The significance of developing the “How to” Monitor Handbook has been demonstrated by the overwhelming response. To date over 400 manuals and 80 videotapes have been distributed throughout California, the western United States, Canada and Australia. In addition to providing University of California extension advisors and Natural Resource Conservation District Personnel with monitoring curricula, several other states are interested in using the information presented in “How to” Monitor. The handbook and videos have been used in teaching curricula at Oregon State University. The handbook was also used in a course outline for the University of South Dakota’s satellite cow/calf operator program.
“How to” Monitor – Level II was develop to instruct on more specific monitoring methods for collecting data on vegetation cover, utilization, residual dry matter, water quality and wildlife. Monitoring methodology on vegetation cover for the Level II handbook was developed and field tested in conjunction with the Upper Stony Creek Watershed Project.

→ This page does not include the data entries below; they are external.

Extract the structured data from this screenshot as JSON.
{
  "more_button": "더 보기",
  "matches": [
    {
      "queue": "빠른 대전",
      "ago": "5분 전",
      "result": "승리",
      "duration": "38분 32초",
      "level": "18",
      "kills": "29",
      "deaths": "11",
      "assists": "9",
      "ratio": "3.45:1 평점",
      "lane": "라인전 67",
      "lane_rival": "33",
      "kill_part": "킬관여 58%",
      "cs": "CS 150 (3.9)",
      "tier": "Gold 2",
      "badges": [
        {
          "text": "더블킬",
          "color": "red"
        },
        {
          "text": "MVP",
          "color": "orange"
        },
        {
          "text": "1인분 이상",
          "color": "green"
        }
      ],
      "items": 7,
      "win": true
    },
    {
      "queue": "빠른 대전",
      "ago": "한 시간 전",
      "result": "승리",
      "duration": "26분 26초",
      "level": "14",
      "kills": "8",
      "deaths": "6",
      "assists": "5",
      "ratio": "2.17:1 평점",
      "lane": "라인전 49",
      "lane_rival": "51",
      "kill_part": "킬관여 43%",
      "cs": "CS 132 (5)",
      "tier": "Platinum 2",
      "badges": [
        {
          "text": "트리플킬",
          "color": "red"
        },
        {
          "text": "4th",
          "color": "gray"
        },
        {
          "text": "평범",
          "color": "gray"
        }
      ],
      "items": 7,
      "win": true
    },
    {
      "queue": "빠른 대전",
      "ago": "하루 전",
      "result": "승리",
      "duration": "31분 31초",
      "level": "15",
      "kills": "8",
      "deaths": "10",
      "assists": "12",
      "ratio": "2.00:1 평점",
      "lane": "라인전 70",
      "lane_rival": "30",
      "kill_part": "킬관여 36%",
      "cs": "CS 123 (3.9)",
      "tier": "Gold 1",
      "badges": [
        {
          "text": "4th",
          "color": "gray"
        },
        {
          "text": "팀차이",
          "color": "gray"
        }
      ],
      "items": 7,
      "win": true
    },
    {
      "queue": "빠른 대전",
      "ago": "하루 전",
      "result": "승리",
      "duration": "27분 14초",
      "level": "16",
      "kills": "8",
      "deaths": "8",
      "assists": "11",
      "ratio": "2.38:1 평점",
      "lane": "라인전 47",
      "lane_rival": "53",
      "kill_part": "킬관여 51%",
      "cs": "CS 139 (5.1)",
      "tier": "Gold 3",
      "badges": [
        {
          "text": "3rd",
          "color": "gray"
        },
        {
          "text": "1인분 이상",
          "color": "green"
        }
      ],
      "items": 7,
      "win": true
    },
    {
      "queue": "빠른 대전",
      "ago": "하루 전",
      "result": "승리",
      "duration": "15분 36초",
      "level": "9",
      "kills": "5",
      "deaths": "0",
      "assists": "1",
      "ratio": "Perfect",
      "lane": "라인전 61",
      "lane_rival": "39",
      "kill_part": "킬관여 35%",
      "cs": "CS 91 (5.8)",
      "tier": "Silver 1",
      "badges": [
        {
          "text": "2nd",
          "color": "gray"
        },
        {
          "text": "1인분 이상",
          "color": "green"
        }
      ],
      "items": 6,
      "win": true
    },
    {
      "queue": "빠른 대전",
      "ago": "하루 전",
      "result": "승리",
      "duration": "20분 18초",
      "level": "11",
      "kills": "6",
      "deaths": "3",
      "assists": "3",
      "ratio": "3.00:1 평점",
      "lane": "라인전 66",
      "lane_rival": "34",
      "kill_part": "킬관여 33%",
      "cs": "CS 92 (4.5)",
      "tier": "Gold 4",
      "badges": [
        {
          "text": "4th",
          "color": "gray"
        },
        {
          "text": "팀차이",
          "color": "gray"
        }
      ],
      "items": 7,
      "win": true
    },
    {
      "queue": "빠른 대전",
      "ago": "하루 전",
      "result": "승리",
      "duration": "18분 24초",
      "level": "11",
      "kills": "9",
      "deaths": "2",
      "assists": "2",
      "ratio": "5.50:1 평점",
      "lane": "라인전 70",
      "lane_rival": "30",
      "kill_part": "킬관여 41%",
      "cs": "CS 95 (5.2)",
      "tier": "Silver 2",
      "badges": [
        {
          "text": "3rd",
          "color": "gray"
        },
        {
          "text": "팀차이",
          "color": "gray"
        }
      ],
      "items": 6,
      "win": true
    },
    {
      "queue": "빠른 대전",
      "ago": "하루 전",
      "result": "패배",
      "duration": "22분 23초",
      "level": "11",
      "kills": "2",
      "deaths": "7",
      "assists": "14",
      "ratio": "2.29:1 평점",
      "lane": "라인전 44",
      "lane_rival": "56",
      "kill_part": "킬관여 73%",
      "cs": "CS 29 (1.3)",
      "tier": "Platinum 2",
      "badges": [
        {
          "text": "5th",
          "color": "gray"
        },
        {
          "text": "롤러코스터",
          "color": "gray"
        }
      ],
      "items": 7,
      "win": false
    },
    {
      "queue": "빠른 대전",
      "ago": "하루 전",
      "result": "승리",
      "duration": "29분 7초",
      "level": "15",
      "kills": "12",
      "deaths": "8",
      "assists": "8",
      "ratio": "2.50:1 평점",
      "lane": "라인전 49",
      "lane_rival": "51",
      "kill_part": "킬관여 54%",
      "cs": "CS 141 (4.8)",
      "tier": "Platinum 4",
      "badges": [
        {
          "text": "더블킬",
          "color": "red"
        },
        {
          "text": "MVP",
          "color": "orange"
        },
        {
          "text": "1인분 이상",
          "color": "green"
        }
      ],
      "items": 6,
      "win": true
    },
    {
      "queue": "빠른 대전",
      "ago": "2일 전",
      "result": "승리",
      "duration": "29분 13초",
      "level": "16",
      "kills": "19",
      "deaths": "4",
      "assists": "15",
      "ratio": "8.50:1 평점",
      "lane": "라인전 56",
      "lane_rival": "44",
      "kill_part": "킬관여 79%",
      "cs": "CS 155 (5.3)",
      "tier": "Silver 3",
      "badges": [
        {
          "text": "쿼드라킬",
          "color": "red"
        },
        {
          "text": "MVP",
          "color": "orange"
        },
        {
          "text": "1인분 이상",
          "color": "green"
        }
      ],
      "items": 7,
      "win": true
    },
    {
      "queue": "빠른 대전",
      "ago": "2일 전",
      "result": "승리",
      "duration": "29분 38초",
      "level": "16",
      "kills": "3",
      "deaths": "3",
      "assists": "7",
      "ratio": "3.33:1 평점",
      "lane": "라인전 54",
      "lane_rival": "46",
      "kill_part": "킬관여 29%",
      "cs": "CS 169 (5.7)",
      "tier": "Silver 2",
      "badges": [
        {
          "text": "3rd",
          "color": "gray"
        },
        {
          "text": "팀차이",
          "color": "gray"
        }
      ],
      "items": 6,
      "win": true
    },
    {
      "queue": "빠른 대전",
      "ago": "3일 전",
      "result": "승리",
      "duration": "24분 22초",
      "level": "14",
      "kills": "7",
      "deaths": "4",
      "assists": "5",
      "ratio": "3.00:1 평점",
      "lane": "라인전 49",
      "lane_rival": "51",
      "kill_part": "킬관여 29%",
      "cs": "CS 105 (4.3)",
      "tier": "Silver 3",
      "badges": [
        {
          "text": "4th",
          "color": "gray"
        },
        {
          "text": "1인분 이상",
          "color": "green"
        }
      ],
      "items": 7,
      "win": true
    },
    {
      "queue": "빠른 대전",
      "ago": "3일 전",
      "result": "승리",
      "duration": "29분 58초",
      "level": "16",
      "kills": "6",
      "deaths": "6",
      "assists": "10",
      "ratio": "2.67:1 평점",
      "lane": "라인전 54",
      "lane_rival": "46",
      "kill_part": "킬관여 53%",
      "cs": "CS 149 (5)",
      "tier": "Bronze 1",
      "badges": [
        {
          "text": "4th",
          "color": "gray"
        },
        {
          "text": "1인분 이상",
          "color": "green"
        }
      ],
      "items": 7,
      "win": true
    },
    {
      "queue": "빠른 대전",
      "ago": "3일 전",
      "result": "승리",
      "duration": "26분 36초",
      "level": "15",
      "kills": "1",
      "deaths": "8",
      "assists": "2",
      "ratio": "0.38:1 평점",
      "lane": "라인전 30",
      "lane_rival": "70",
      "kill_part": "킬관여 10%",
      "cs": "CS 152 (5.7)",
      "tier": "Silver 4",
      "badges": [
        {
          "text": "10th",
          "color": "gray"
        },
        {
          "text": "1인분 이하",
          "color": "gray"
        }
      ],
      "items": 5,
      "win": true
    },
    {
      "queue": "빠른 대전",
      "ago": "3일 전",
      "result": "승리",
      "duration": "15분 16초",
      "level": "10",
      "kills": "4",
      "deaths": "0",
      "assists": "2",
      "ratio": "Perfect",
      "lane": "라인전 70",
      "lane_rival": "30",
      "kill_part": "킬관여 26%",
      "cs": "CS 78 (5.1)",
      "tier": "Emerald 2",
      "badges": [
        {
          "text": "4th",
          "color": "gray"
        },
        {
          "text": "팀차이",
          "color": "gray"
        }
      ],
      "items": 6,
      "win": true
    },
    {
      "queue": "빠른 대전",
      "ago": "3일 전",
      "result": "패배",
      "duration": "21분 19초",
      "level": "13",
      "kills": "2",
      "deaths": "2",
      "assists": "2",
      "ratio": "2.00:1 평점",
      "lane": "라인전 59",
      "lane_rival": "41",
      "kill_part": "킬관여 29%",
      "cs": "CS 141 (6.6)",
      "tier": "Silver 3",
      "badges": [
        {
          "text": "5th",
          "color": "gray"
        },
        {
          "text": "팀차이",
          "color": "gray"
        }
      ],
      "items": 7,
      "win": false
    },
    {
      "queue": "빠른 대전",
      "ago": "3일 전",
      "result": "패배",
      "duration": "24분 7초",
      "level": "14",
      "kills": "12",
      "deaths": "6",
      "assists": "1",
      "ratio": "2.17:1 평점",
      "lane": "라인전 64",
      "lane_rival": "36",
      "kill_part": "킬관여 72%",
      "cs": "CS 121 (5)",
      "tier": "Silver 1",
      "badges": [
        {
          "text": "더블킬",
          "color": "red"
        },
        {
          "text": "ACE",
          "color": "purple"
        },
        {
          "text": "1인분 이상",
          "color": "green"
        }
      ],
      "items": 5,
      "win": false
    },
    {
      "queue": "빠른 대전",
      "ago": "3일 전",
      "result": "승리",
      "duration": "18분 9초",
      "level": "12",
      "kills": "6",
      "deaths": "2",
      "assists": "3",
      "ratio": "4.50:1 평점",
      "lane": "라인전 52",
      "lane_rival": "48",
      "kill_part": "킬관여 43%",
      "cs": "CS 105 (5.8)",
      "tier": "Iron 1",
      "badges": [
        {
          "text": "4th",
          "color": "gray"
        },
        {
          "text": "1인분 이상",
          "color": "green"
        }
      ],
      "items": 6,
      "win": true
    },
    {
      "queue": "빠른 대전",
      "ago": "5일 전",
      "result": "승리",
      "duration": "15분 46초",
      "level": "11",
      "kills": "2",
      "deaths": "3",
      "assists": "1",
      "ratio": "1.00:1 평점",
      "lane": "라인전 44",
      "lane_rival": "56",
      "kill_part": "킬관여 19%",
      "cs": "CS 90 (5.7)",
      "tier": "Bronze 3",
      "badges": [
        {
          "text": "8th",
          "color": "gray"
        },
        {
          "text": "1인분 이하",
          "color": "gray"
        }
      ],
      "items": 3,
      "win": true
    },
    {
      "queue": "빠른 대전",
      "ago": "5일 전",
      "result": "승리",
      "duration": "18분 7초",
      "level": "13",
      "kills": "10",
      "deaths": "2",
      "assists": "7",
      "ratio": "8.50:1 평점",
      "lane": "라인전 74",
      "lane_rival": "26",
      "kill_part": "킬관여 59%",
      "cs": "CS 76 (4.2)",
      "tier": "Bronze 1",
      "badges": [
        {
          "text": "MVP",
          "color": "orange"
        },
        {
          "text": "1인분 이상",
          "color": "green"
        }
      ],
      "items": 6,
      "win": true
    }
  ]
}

In addition, information for a riparian profile monitoring study in this project was developed into a case study for the “How to” Monitor Handbook – Level II. “How to” Monitor – Level II is currently being published and will be ready for distribution in January 1997. There are already numerous requests throughout the western United States for this publication.

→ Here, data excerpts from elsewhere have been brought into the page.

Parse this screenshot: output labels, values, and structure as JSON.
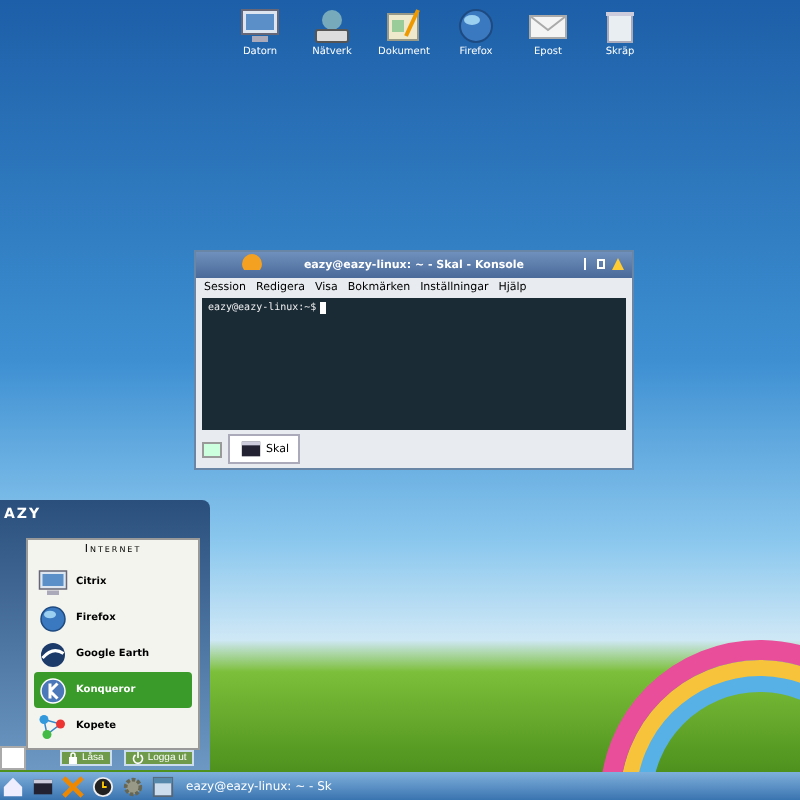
{
  "desktop_icons": [
    {
      "label": "Datorn",
      "kind": "monitor"
    },
    {
      "label": "Nätverk",
      "kind": "drive"
    },
    {
      "label": "Dokument",
      "kind": "document"
    },
    {
      "label": "Firefox",
      "kind": "globe"
    },
    {
      "label": "Epost",
      "kind": "mail"
    },
    {
      "label": "Skräp",
      "kind": "trash"
    }
  ],
  "console": {
    "title": "eazy@eazy-linux: ~ - Skal - Konsole",
    "menu": [
      "Session",
      "Redigera",
      "Visa",
      "Bokmärken",
      "Inställningar",
      "Hjälp"
    ],
    "prompt": "eazy@eazy-linux:~$",
    "tabs": [
      {
        "label": "Skal",
        "selected": true
      }
    ]
  },
  "start_menu": {
    "title": "AZY",
    "section": "Internet",
    "items": [
      {
        "label": "Citrix",
        "kind": "monitor",
        "selected": false
      },
      {
        "label": "Firefox",
        "kind": "globe",
        "selected": false
      },
      {
        "label": "Google Earth",
        "kind": "earth",
        "selected": false
      },
      {
        "label": "Konqueror",
        "kind": "k",
        "selected": true
      },
      {
        "label": "Kopete",
        "kind": "network",
        "selected": false
      }
    ],
    "buttons": [
      {
        "label": "Låsa",
        "kind": "lock"
      },
      {
        "label": "Logga ut",
        "kind": "power"
      }
    ]
  },
  "taskbar": {
    "launchers": [
      {
        "kind": "home"
      },
      {
        "kind": "terminal"
      },
      {
        "kind": "tools"
      },
      {
        "kind": "clock"
      },
      {
        "kind": "gear"
      },
      {
        "kind": "window"
      }
    ],
    "tasks": [
      {
        "label": "eazy@eazy-linux: ~ - Sk",
        "selected": false
      }
    ]
  }
}
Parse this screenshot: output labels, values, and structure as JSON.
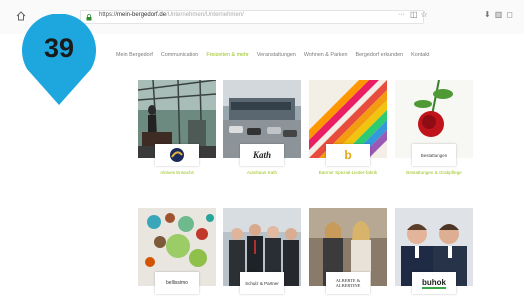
{
  "browser": {
    "url_prefix": "https://",
    "url_host": "mein-bergedorf.de",
    "url_path": "/Unternehmen/Unternehmen/"
  },
  "marker": {
    "number": "39"
  },
  "nav": {
    "items": [
      {
        "label": "Mein Bergedorf",
        "active": false
      },
      {
        "label": "Communication",
        "active": false
      },
      {
        "label": "Freizeiten & mehr",
        "active": true
      },
      {
        "label": "Veranstaltungen",
        "active": false
      },
      {
        "label": "Wohnen & Parken",
        "active": false
      },
      {
        "label": "Bergedorf erkunden",
        "active": false
      },
      {
        "label": "Kontakt",
        "active": false
      }
    ]
  },
  "tiles": [
    {
      "caption": "Aktives Erwachs",
      "logo_text": ""
    },
    {
      "caption": "Autohaus Kath",
      "logo_text": "Kath"
    },
    {
      "caption": "Barmer Spezial-Lieder-fabrik",
      "logo_text": "b"
    },
    {
      "caption": "Bestattungen & Grabpflege",
      "logo_text": "Bestattungen"
    },
    {
      "caption": "",
      "logo_text": "bellissimo"
    },
    {
      "caption": "",
      "logo_text": "Schulz & Partner"
    },
    {
      "caption": "",
      "logo_text": "ALBERTE & ALBERTINE"
    },
    {
      "caption": "",
      "logo_text": "buhok"
    }
  ],
  "colors": {
    "accent": "#9bc21b",
    "pin": "#1ea7df"
  }
}
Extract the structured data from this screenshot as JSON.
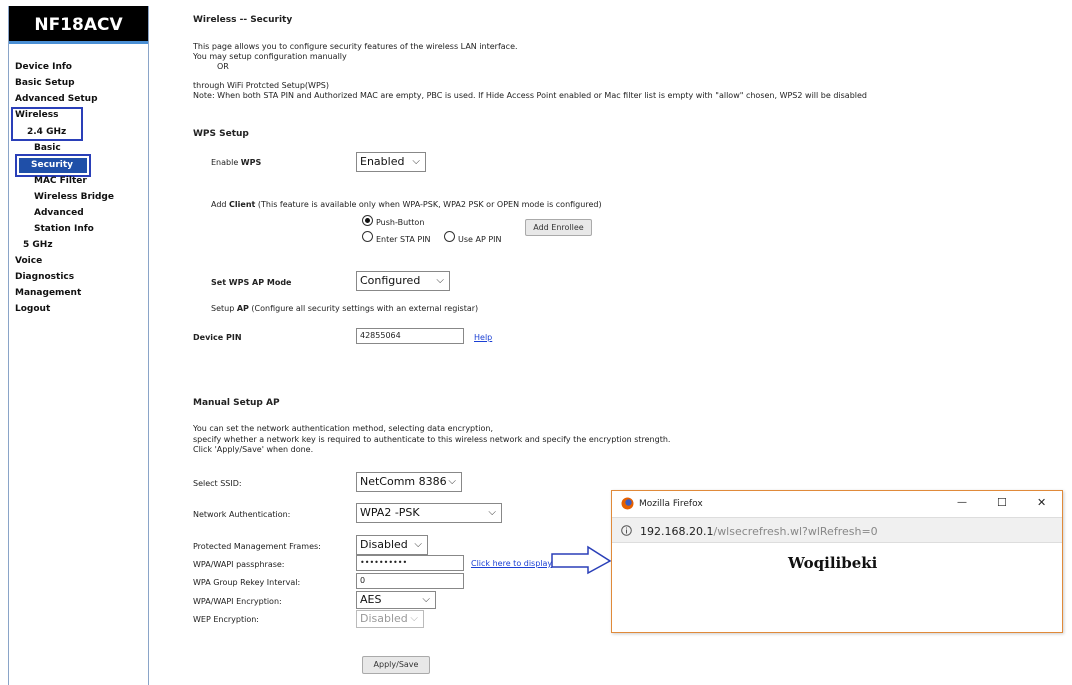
{
  "sidebar": {
    "brand": "NF18ACV",
    "items": {
      "device_info": "Device Info",
      "basic_setup": "Basic Setup",
      "advanced_setup": "Advanced Setup",
      "wireless": "Wireless",
      "ghz24": "2.4 GHz",
      "basic": "Basic",
      "security": "Security",
      "mac_filter": "MAC Filter",
      "wireless_bridge": "Wireless Bridge",
      "advanced": "Advanced",
      "station_info": "Station Info",
      "ghz5": "5 GHz",
      "voice": "Voice",
      "diagnostics": "Diagnostics",
      "management": "Management",
      "logout": "Logout"
    }
  },
  "page": {
    "title": "Wireless -- Security",
    "intro1": "This page allows you to configure security features of the wireless LAN interface.",
    "intro2": "You may setup configuration manually",
    "intro3": "OR",
    "intro4": "through WiFi Protcted Setup(WPS)",
    "intro5": "Note: When both STA PIN and Authorized MAC are empty, PBC is used. If Hide Access Point enabled or Mac filter list is empty with \"allow\" chosen, WPS2 will be disabled"
  },
  "wps": {
    "heading": "WPS Setup",
    "enable_label_pre": "Enable ",
    "enable_label_bold": "WPS",
    "enable_value": "Enabled",
    "add_client_pre": "Add ",
    "add_client_bold": "Client",
    "add_client_post": " (This feature is available only when WPA-PSK, WPA2 PSK or OPEN mode is configured)",
    "push_button": "Push-Button",
    "enter_sta_pin": "Enter STA PIN",
    "use_ap_pin": "Use AP PIN",
    "add_enrollee": "Add Enrollee",
    "ap_mode_label": "Set WPS AP Mode",
    "ap_mode_value": "Configured",
    "setup_ap_pre": "Setup ",
    "setup_ap_bold": "AP",
    "setup_ap_post": " (Configure all security settings with an external registar)",
    "device_pin_label": "Device PIN",
    "device_pin_value": "42855064",
    "help": "Help"
  },
  "manual": {
    "heading": "Manual Setup AP",
    "desc1": "You can set the network authentication method, selecting data encryption,",
    "desc2": "specify whether a network key is required to authenticate to this wireless network and specify the encryption strength.",
    "desc3": "Click 'Apply/Save' when done.",
    "ssid_label": "Select SSID:",
    "ssid_value": "NetComm 8386",
    "auth_label": "Network Authentication:",
    "auth_value": "WPA2 -PSK",
    "pmf_label": "Protected Management Frames:",
    "pmf_value": "Disabled",
    "pass_label": "WPA/WAPI passphrase:",
    "pass_value": "••••••••••",
    "click_display": "Click here to display",
    "rekey_label": "WPA Group Rekey Interval:",
    "rekey_value": "0",
    "enc_label": "WPA/WAPI Encryption:",
    "enc_value": "AES",
    "wep_label": "WEP Encryption:",
    "wep_value": "Disabled",
    "apply": "Apply/Save"
  },
  "popup": {
    "window_title": "Mozilla Firefox",
    "url_host": "192.168.20.1",
    "url_path": "/wlsecrefresh.wl?wlRefresh=0",
    "content": "Woqilibeki",
    "minimize": "—",
    "maximize": "☐",
    "close": "✕"
  }
}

Objective 1. Document the effect of grazing systems and resulting stocking densities on annual rangeland ecology by monitoring changes over time in:
a. Ground cover, canopy cover, soil bulk density, target plant density, residual dry matter, grazing intensity, infiltration rates and interrill erosion.
Objective 2. Determine the impact of grazing systems and resulting stocking densities on the riparian profile and vegetation by monitoring changes over time in:
a. Streambank vegetation density and canopy cover.
b. Elevation transects of riparian above and below check dams.
This detailed monitoring will not only provide data on the impacts of land management practices in the watershed, but also provide data to validate or indicate the inadequacies of a simpler level of monitoring. The second level of monitoring is in fact simple, practical, and economical so that landowners can take on the task of monitoring their own rangeland.
Objective 3. To develop, demonstrate, and achieve rancher adoption of procedures by which they can and will monitor progress or lack of progress toward meeting their production and landscape goals.
The primary focus of this project was to develop, demonstrate, and achieve rancher adoption of procedures by which they can and will monitor progress or lack of progress toward meeting their landscape goals on the watershed.